In December 1964 Olle moved to Brisbane to live with his mother and her stepfather, who secured him a place at Brisbane Grammar School, where he boarded for his final year. He received a Commonwealth Scholarship that allowed him to start an Arts-Law degree at the University of Queensland, but he dropped out after the first year.

He married Annette Longfield Olle (née Marjason), a nurse, at St Thomas' Anglican Church, Toowong on 24 April 1969 and the couple had two sons and a daughter: Nick, Sam, and Nina.

==Career==
Olle began his career at the Australian Broadcasting Commission (ABC) in Brisbane as a cadet on 27 November 1967. He worked in Townsville from 1969 to 1970 before returning to Brisbane, where he mostly worked on the Queensland edition of the program This Day Tonight from 1971 to 1977 (with a stint in Melbourne from 1973 to 1974). He came to national attention in 1976 when he reported on a police raid of the Cedar Bay hippy commune, which won the award for "Outstanding Contribution to TV Journalism" at the Logie Awards of 1977. This report was part of a series about police corruption in the Joh Bjelke-Petersen state government.

He then moved to Sydney, where he worked on national programs for the ABC such as Four Corners (1977–78), Nationwide (1979–1980), and A Big Country (1981), before moving to the Nine Network where he worked on the newly established program Sunday from 1981 to 1985. He then returned to the ABC where he initially worked once again on Four Corners (from 1985 to 1994, winning a Penguin Award for Best Current Affairs Presenter in 1987, and anchored election coverage. In 1987 he began presenting a popular morning radio show on ABC Radio Sydney (then 2BL), where he was known for his conversations about politics with his friend Canberra correspondent Paul Lyneham in the form of a comedic double act with Olle playing the straight man. At the start of 1995 he switched from Four Corners, a weekly series mostly consisting of pre-recorded content, to the New South Wales edition of The 7.30 Report, a daily program consisting of live interviews, while still working on the morning radio show, therefore exposing himself to 15-hour working days. He began experiencing on-air memory lapses and later that year he was dismissed from his position at The 7.30 Report when it became a national program. His radio program was shifted from the morning to the late afternoon drive-time slot for the 1996 schedule, which he strongly preferred, though he died before this change was implemented.

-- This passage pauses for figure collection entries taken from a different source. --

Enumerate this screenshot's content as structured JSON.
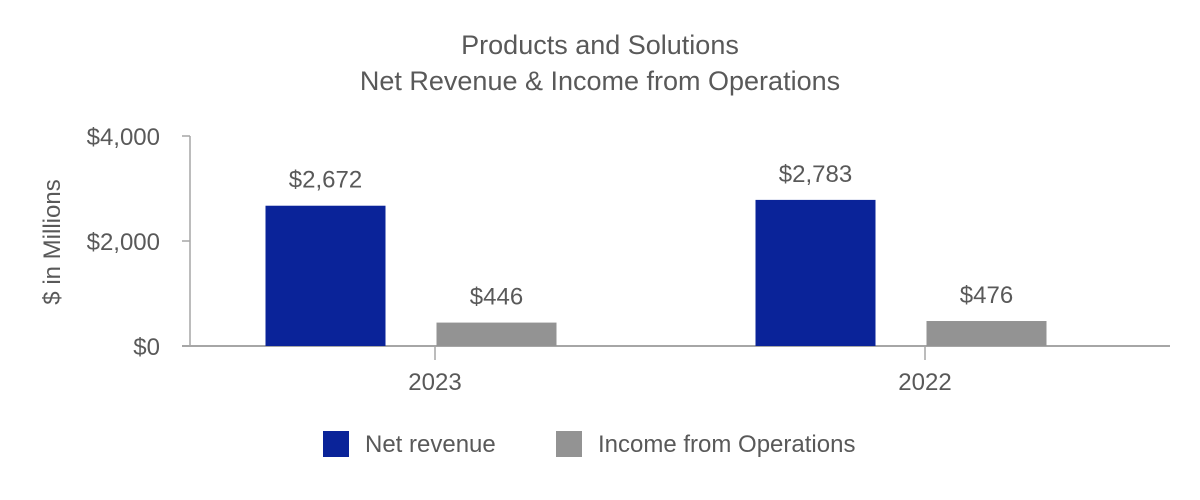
{
  "chart_data": {
    "type": "bar",
    "title": "Products and Solutions",
    "subtitle": "Net Revenue & Income from Operations",
    "xlabel": "",
    "ylabel": "$ in Millions",
    "ylim": [
      0,
      4000
    ],
    "yticks": [
      0,
      2000,
      4000
    ],
    "ytick_labels": [
      "$0",
      "$2,000",
      "$4,000"
    ],
    "categories": [
      "2023",
      "2022"
    ],
    "series": [
      {
        "name": "Net revenue",
        "color": "#0a2399",
        "values": [
          2672,
          2783
        ],
        "labels": [
          "$2,672",
          "$2,783"
        ]
      },
      {
        "name": "Income from Operations",
        "color": "#939393",
        "values": [
          446,
          476
        ],
        "labels": [
          "$446",
          "$476"
        ]
      }
    ],
    "grid": false,
    "legend": "bottom"
  }
}
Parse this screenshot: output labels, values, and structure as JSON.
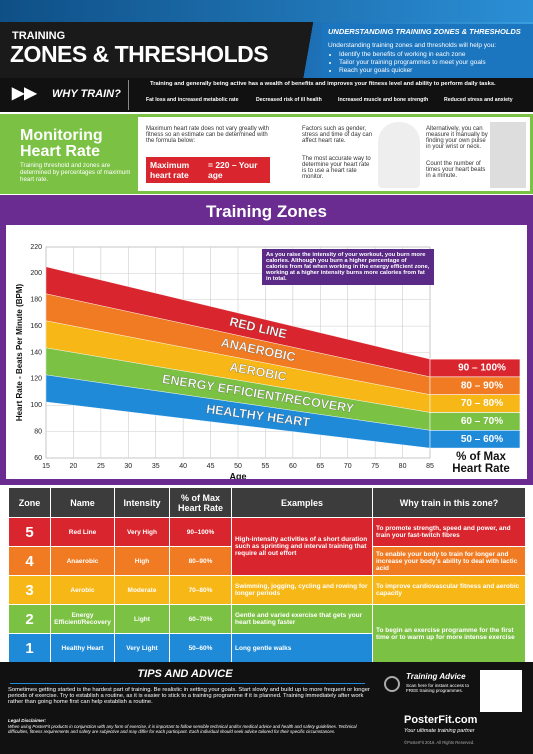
{
  "header": {
    "kicker": "TRAINING",
    "title": "ZONES & THRESHOLDS",
    "info_title": "UNDERSTANDING TRAINING ZONES & THRESHOLDS",
    "info_intro": "Understanding training zones and thresholds will help you:",
    "info_bullets": [
      "Identify the benefits of working in each zone",
      "Tailor your training programmes to meet your goals",
      "Reach your goals quicker"
    ]
  },
  "why_train": {
    "title": "WHY TRAIN?",
    "text": "Training and generally being active has a wealth of benefits and improves your fitness level and ability to perform daily tasks.",
    "benefits": [
      "Fat loss and increased metabolic rate",
      "Decreased risk of ill health",
      "Increased muscle and bone strength",
      "Reduced stress and anxiety"
    ]
  },
  "monitoring": {
    "title": "Monitoring Heart Rate",
    "subtitle": "Training threshold and zones are determined by percentages of maximum heart rate.",
    "estimate_text": "Maximum heart rate does not vary greatly with fitness so an estimate can be determined with the formula below:",
    "formula_left": "Maximum heart rate",
    "formula_right": "= 220 – Your age",
    "factors_text": "Factors such as gender, stress and time of day can affect heart rate.",
    "monitor_text": "The most accurate way to determine your heart rate is to use a heart rate monitor.",
    "manual_text": "Alternatively, you can measure it manually by finding your own pulse in your wrist or neck.",
    "count_text": "Count the number of times your heart beats in a minute."
  },
  "training_zones": {
    "title": "Training Zones",
    "chart": {
      "type": "area",
      "ylabel": "Heart Rate - Beats Per Minute (BPM)",
      "xlabel": "Age",
      "annotation": "As you raise the intensity of your workout, you burn more calories. Although you burn a higher percentage of calories from fat when working in the energy efficient zone, working at a higher intensity burns more calories from fat in total.",
      "legend_title": "% of Max Heart Rate",
      "xlim": [
        15,
        85
      ],
      "xticks": [
        15,
        20,
        25,
        30,
        35,
        40,
        45,
        50,
        55,
        60,
        65,
        70,
        75,
        80,
        85
      ],
      "ylim": [
        60,
        220
      ],
      "yticks": [
        60,
        80,
        100,
        120,
        140,
        160,
        180,
        200,
        220
      ],
      "grid": true,
      "x": [
        15,
        85
      ],
      "series": [
        {
          "name": "RED LINE",
          "range_label": "90 – 100%",
          "color": "#d9262e",
          "upper": [
            205,
            135
          ],
          "lower": [
            184.5,
            121.5
          ]
        },
        {
          "name": "ANAEROBIC",
          "range_label": "80 – 90%",
          "color": "#f07b22",
          "upper": [
            184.5,
            121.5
          ],
          "lower": [
            164,
            108
          ]
        },
        {
          "name": "AEROBIC",
          "range_label": "70 – 80%",
          "color": "#f6b717",
          "upper": [
            164,
            108
          ],
          "lower": [
            143.5,
            94.5
          ]
        },
        {
          "name": "ENERGY EFFICIENT/RECOVERY",
          "range_label": "60 – 70%",
          "color": "#7bc143",
          "upper": [
            143.5,
            94.5
          ],
          "lower": [
            123,
            81
          ]
        },
        {
          "name": "HEALTHY HEART",
          "range_label": "50 – 60%",
          "color": "#1f8ad8",
          "upper": [
            123,
            81
          ],
          "lower": [
            102.5,
            67.5
          ]
        }
      ]
    }
  },
  "table": {
    "headers": [
      "Zone",
      "Name",
      "Intensity",
      "% of Max Heart Rate",
      "Examples",
      "Why train in this zone?"
    ],
    "rows": [
      [
        "5",
        "Red Line",
        "Very High",
        "90–100%"
      ],
      [
        "4",
        "Anaerobic",
        "High",
        "80–90%"
      ],
      [
        "3",
        "Aerobic",
        "Moderate",
        "70–80%"
      ],
      [
        "2",
        "Energy Efficient/Recovery",
        "Light",
        "60–70%"
      ],
      [
        "1",
        "Healthy Heart",
        "Very Light",
        "50–60%"
      ]
    ],
    "examples": [
      "High-intensity activities of a short duration such as sprinting and interval training that require all out effort",
      "Swimming, jogging, cycling and rowing for longer periods",
      "Gentle and varied exercise that gets your heart beating faster",
      "Long gentle walks"
    ],
    "why": [
      "To promote strength, speed and power, and train your fast-twitch fibres",
      "To enable your body to train for longer and increase your body's ability to deal with lactic acid",
      "To improve cardiovascular fitness and aerobic capacity",
      "To begin an exercise programme for the first time or to warm up for more intense exercise"
    ]
  },
  "tips": {
    "title": "TIPS AND ADVICE",
    "text": "Sometimes getting started is the hardest part of training. Be realistic in setting your goals. Start slowly and build up to more frequent or longer periods of exercise. Try to establish a routine, as it is easier to stick to a training programme if it is planned. Training immediately after work rather than going home first can help establish a routine.",
    "disclaimer_title": "Legal Disclaimer:",
    "disclaimer": "When using PosterFit products in conjunction with any form of exercise, it is important to follow sensible technical and/or medical advice and health and safety guidelines. Technical difficulties, fitness requirements and safety are subjective and may differ for each participant. Each individual should seek advice tailored for their specific circumstances."
  },
  "footer": {
    "advice_title": "Training Advice",
    "advice_text": "Scan here for instant access to FREE training programmes.",
    "brand": "PosterFit.com",
    "tagline": "Your ultimate training partner",
    "copyright": "©PosterFit 2016. All Rights Reserved."
  }
}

==Illness, death, and legacy==
On 7 December 1995, Olle collapsed in his Greenwich home due to a brain haemorrhage associated with a previously undiagnosed brain tumour (glioblastoma multiforme) and he was taken to Royal North Shore Hospital, where he underwent neurosurgery the next day. His life support was turned off on 11 December and at 5:17 pm local time (AEDT) that day, his radio station 2BL prematurely reported his death due to a pre-prepared statement about it mistakenly being faxed to the news room; the report was followed up by other broadcast media before being retracted by 6 pm. Olle died the next day on 12 December, aged 47. On 13 December, in the New South Wales State Parliament, the Premier of New South Wales Bob Carr, himself a former ABC journalist, moved a formal condolence motion on Olle's death. Olle was cremated at Northern Suburbs Crematorium where a private funeral service was held on 15 December and on 22 December, a nationally broadcast memorial service was held to a capacity crowd at Sydney Town Hall. For the memorial service Australian composer Peter Sculthorpe wrote a special arrangement for cello and piano of his 1947 work Parting, dedicated to Olle, which was played by Nathan Waks and Kathryn Selby.

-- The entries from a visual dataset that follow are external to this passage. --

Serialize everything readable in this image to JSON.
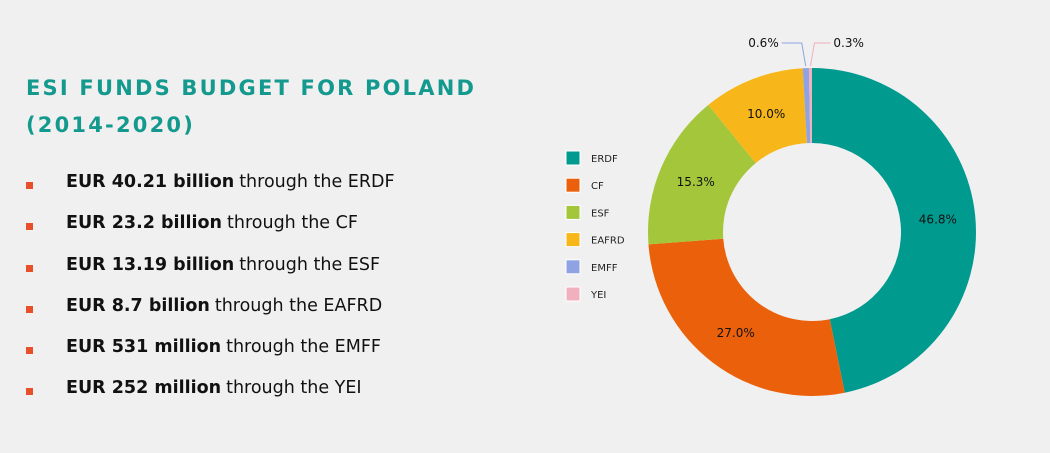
{
  "title_line1": "ESI FUNDS BUDGET FOR POLAND",
  "title_line2": "(2014-2020)",
  "items": [
    {
      "amount": "EUR 40.21 billion",
      "rest": "through the ERDF"
    },
    {
      "amount": "EUR 23.2 billion",
      "rest": "through the CF"
    },
    {
      "amount": "EUR 13.19 billion",
      "rest": "through the ESF"
    },
    {
      "amount": "EUR 8.7 billion",
      "rest": "through the EAFRD"
    },
    {
      "amount": "EUR 531 million",
      "rest": "through the EMFF"
    },
    {
      "amount": "EUR 252 million",
      "rest": "through the YEI"
    }
  ],
  "chart_data": {
    "type": "pie",
    "style": "donut",
    "categories": [
      "ERDF",
      "CF",
      "ESF",
      "EAFRD",
      "EMFF",
      "YEI"
    ],
    "values": [
      46.8,
      27.0,
      15.3,
      10.0,
      0.6,
      0.3
    ],
    "labels": [
      "46.8%",
      "27.0%",
      "15.3%",
      "10.0%",
      "0.6%",
      "0.3%"
    ],
    "colors": [
      "#009a8f",
      "#eb610b",
      "#a3c63a",
      "#f7b71a",
      "#8fa3e3",
      "#f0b0bd"
    ],
    "legend_position": "left"
  }
}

The Andrew Olle Memorial Trust, which was established to raise money for brain cancer and neurosurgery research, The Andrew Olle Media Lecture, an annual lecture held by the ABC since 1996, and the Andrew Olle Scholarship, established in 1996 for ABC journalists aged under 25, were created in his honour. In 2018, he was posthumously inducted into the Australian Media Hall of Fame.